With High Noon, Gough, who sang soprano from the age of eight through drama school, takes on her first major singing role. “I sang at my ex-boyfriend’s father’s funeral at 22, and I didn’t hit the note because I was really emotional,” she recalls. “I just stopped.” Over a month of workshops, however, she found her voice again—one line at a time, her back to the cast. “Doing this play gave me that gift back,” she says.
This theater turn follows Gough’s 2024 reprisal of her volcanic, Olivier Award-winning part as Emma, an actress and struggling addict in Duncan Macmillan’s People, Places & Things, which debuted in 2015 and shot Gough—who herself had been fighting addiction, working as a waitress and close to giving up on acting altogether—to fame. To witness Gough onstage in this portrayal of addiction at its most unnerving, absurd, slippery, and toxic is mesmerizing. It was era-defining the first time and just as sensational (but not sensationalist) the next. She went on to do Angels in America (and nabbed her second Olivier) in the West End and on Broadway, TV work including Disney’s Andor, and movies like Colette. But theater, she says, is her home.
“I’m used to leading,” says Gough, pulling herself cross-legged on her chair. “Having done People, Places & Things, I need a specific kind of character to fill up all the space that it made in my body. But with how the world is hurting, I also wanted some time to come into a beautiful, soft space every day.”

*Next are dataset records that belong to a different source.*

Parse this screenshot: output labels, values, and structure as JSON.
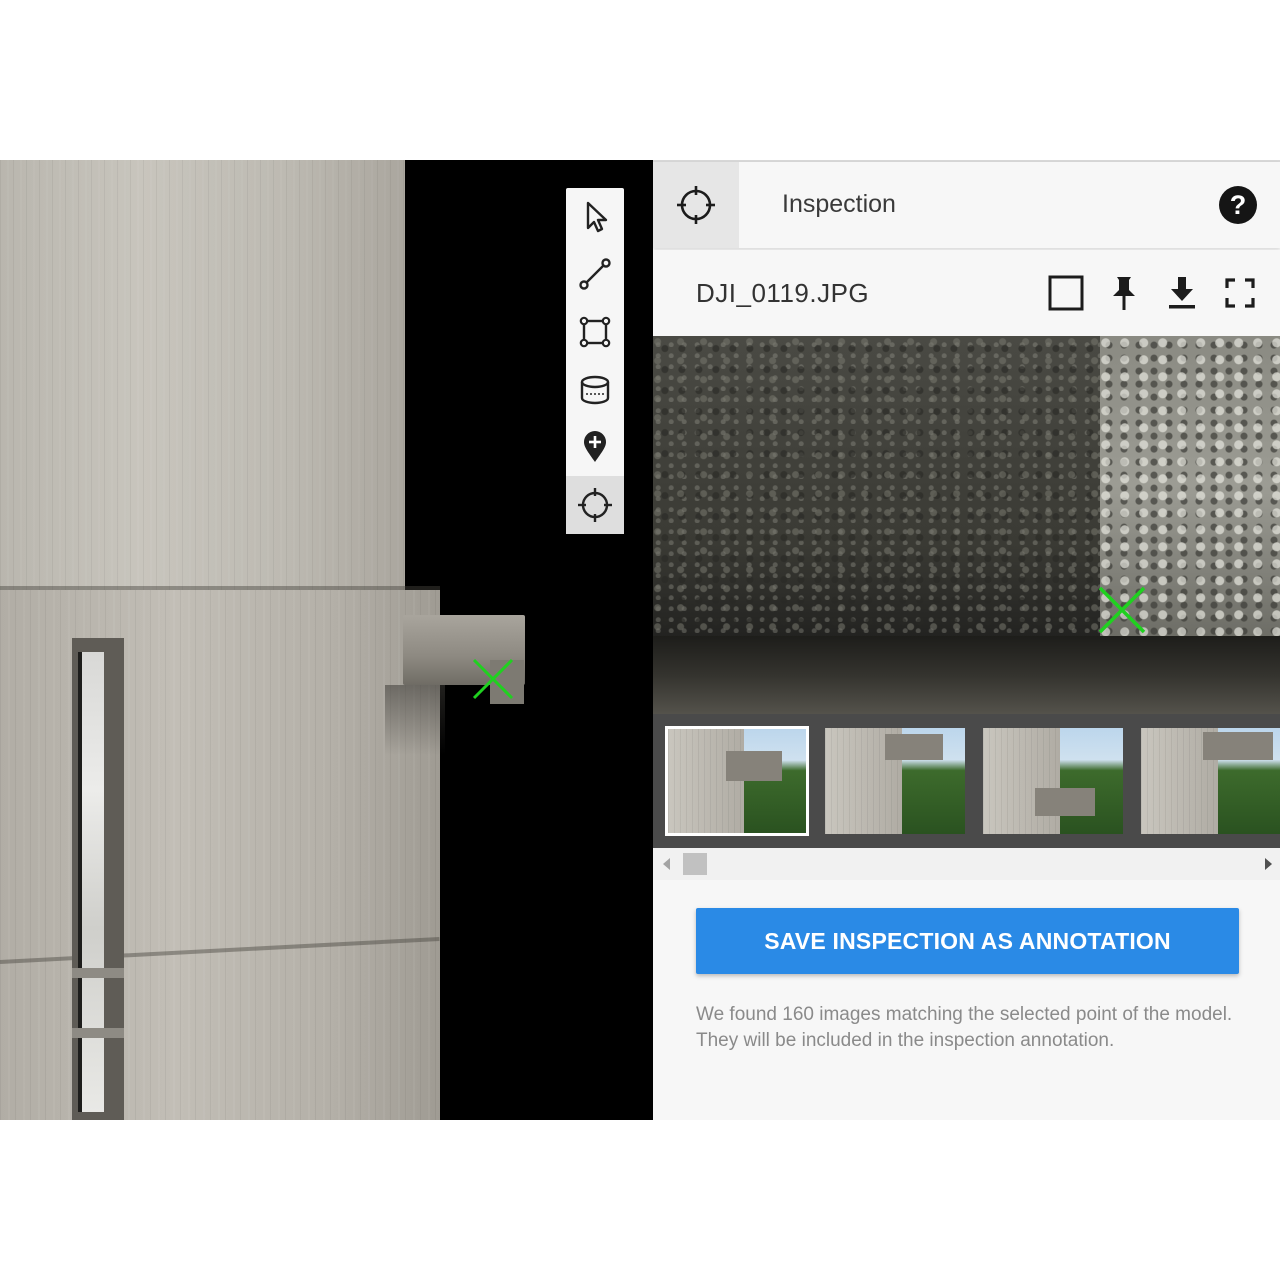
{
  "toolbar": {
    "tools": [
      {
        "name": "select",
        "icon": "cursor-arrow-icon"
      },
      {
        "name": "measure-line",
        "icon": "line-measure-icon"
      },
      {
        "name": "measure-area",
        "icon": "area-polygon-icon"
      },
      {
        "name": "measure-volume",
        "icon": "volume-cylinder-icon"
      },
      {
        "name": "add-annotation",
        "icon": "map-pin-plus-icon"
      },
      {
        "name": "inspection",
        "icon": "crosshair-icon",
        "active": true
      }
    ]
  },
  "panel": {
    "header_icon": "crosshair-icon",
    "title": "Inspection",
    "help_label": "?",
    "file": {
      "name": "DJI_0119.JPG",
      "actions": [
        "checkbox-square-icon",
        "pin-icon",
        "download-icon",
        "fullscreen-icon"
      ]
    },
    "thumbnails_visible": 4,
    "selected_thumbnail": 1,
    "save_button_label": "SAVE INSPECTION AS ANNOTATION",
    "info_text": "We found 160 images matching the selected point of the model. They will be included in the inspection annotation."
  },
  "colors": {
    "accent": "#2a8ae6",
    "marker": "#1fd11f",
    "viewport_background": "#000000",
    "panel_background": "#f7f7f7"
  }
}
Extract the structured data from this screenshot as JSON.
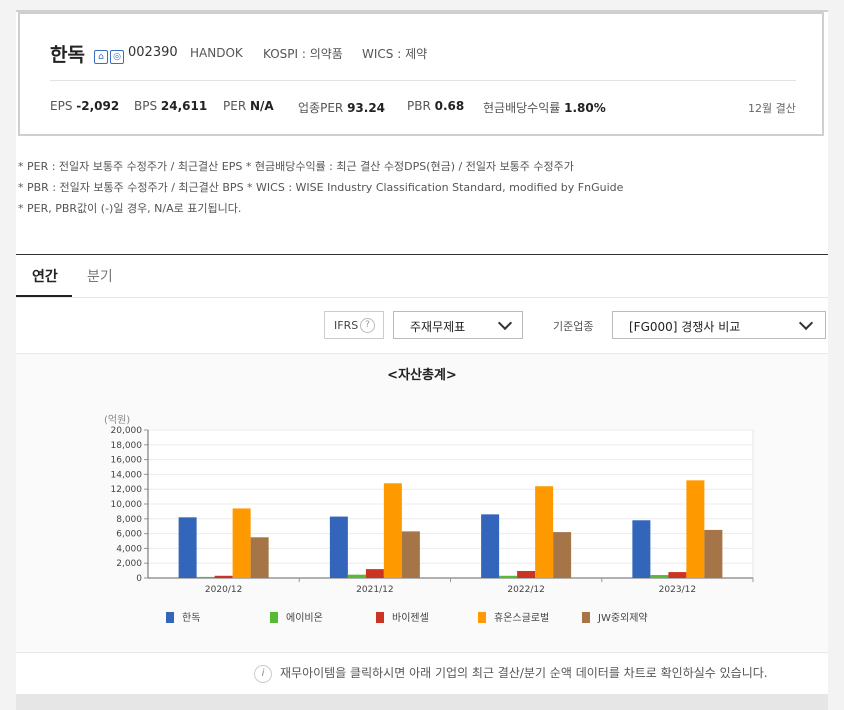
{
  "summary": {
    "name": "한독",
    "icon1": "home-icon",
    "icon2": "ir-icon",
    "code": "002390",
    "en_name": "HANDOK",
    "market": "KOSPI : 의약품",
    "wics": "WICS : 제약",
    "metrics": [
      {
        "label": "EPS",
        "value": "-2,092"
      },
      {
        "label": "BPS",
        "value": "24,611"
      },
      {
        "label": "PER",
        "value": "N/A"
      },
      {
        "label": "업종PER",
        "value": "93.24"
      },
      {
        "label": "PBR",
        "value": "0.68"
      },
      {
        "label": "현금배당수익률",
        "value": "1.80%"
      }
    ],
    "settle": "12월 결산"
  },
  "notes": [
    "* PER : 전일자 보통주 수정주가 / 최근결산 EPS * 현금배당수익률 : 최근 결산 수정DPS(현금) / 전일자 보통주 수정주가",
    "* PBR : 전일자 보통주 수정주가 / 최근결산 BPS * WICS : WISE Industry Classification Standard, modified by FnGuide",
    "* PER, PBR값이 (-)일 경우, N/A로 표기됩니다."
  ],
  "tabs": [
    {
      "label": "연간"
    },
    {
      "label": "분기"
    }
  ],
  "controls": {
    "ifrs_label": "IFRS",
    "help_glyph": "?",
    "statement_select": "주재무제표",
    "std_label": "기준업종",
    "industry_select": "[FG000] 경쟁사 비교"
  },
  "info_text": "재무아이템을 클릭하시면 아래 기업의 최근 결산/분기 순액 데이터를 차트로 확인하실수 있습니다.",
  "info_glyph": "i",
  "chart_data": {
    "type": "bar",
    "title": "<자산총계>",
    "ylabel": "(억원)",
    "ylim": [
      0,
      20000
    ],
    "yticks": [
      "0",
      "2,000",
      "4,000",
      "6,000",
      "8,000",
      "10,000",
      "12,000",
      "14,000",
      "16,000",
      "18,000",
      "20,000"
    ],
    "categories": [
      "2020/12",
      "2021/12",
      "2022/12",
      "2023/12"
    ],
    "series": [
      {
        "name": "한독",
        "color": "#3366bb",
        "values": [
          8200,
          8300,
          8600,
          7800
        ]
      },
      {
        "name": "에이비온",
        "color": "#55bb33",
        "values": [
          150,
          450,
          300,
          400
        ]
      },
      {
        "name": "바이젠셀",
        "color": "#cc3322",
        "values": [
          300,
          1200,
          950,
          800
        ]
      },
      {
        "name": "휴온스글로벌",
        "color": "#ff9900",
        "values": [
          9400,
          12800,
          12400,
          13200
        ]
      },
      {
        "name": "JW중외제약",
        "color": "#a57548",
        "values": [
          5500,
          6300,
          6200,
          6500
        ]
      }
    ],
    "grid": true,
    "legend": "bottom"
  }
}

When marches for Palestine began in central London while she was in the theater, Gough’s friends would send photos of her face on the show’s billboard, surrounded by Palestinian and Irish flags. “If I was playing something heavier and still trying to be active in this community, I think my nervous system would be shot,” says Gough. (Even a cursory look at her Instagram makes clear just how vocal she’s been about the war in Gaza.) “It’s important to look after yourself while the world burns.”
“As an artist, I think of Nina Simone, James Baldwin, and people who reflected back to society what was happening. That’s the role of an artist,” she goes on. “Speaking out, I don’t want to lose what I’ve earned, but equally I don’t know how I would sleep at night if I didn’t say anything. How do you not say anything? But loads of people don’t say anything.” During her run, she’s also been doing voice-over work for a documentary about medical workers in Gaza.
All the while, her reverence for the theater has been stronger than ever. If People, Places & Things affirmed anything for Gough, it’s that “theater has the power to change people. I see it every day.”
“People will roll their eyes at that,” she continues, “but I know it because I was on that stage every night. I met the people afterwards, I got letters, I felt it in the room. For me, it is a shamanic experience.” Watching fellow Irish actor Jessie Buckley take what she sees as theater-style craft and skill to the screen with Hamnet has been moving: “I see film and TV work as quite a technical and intellectual experience—that’s worthy, and just as valuable—but Jessie is so possessed by the emotions, and when that meets her craft, it is special.”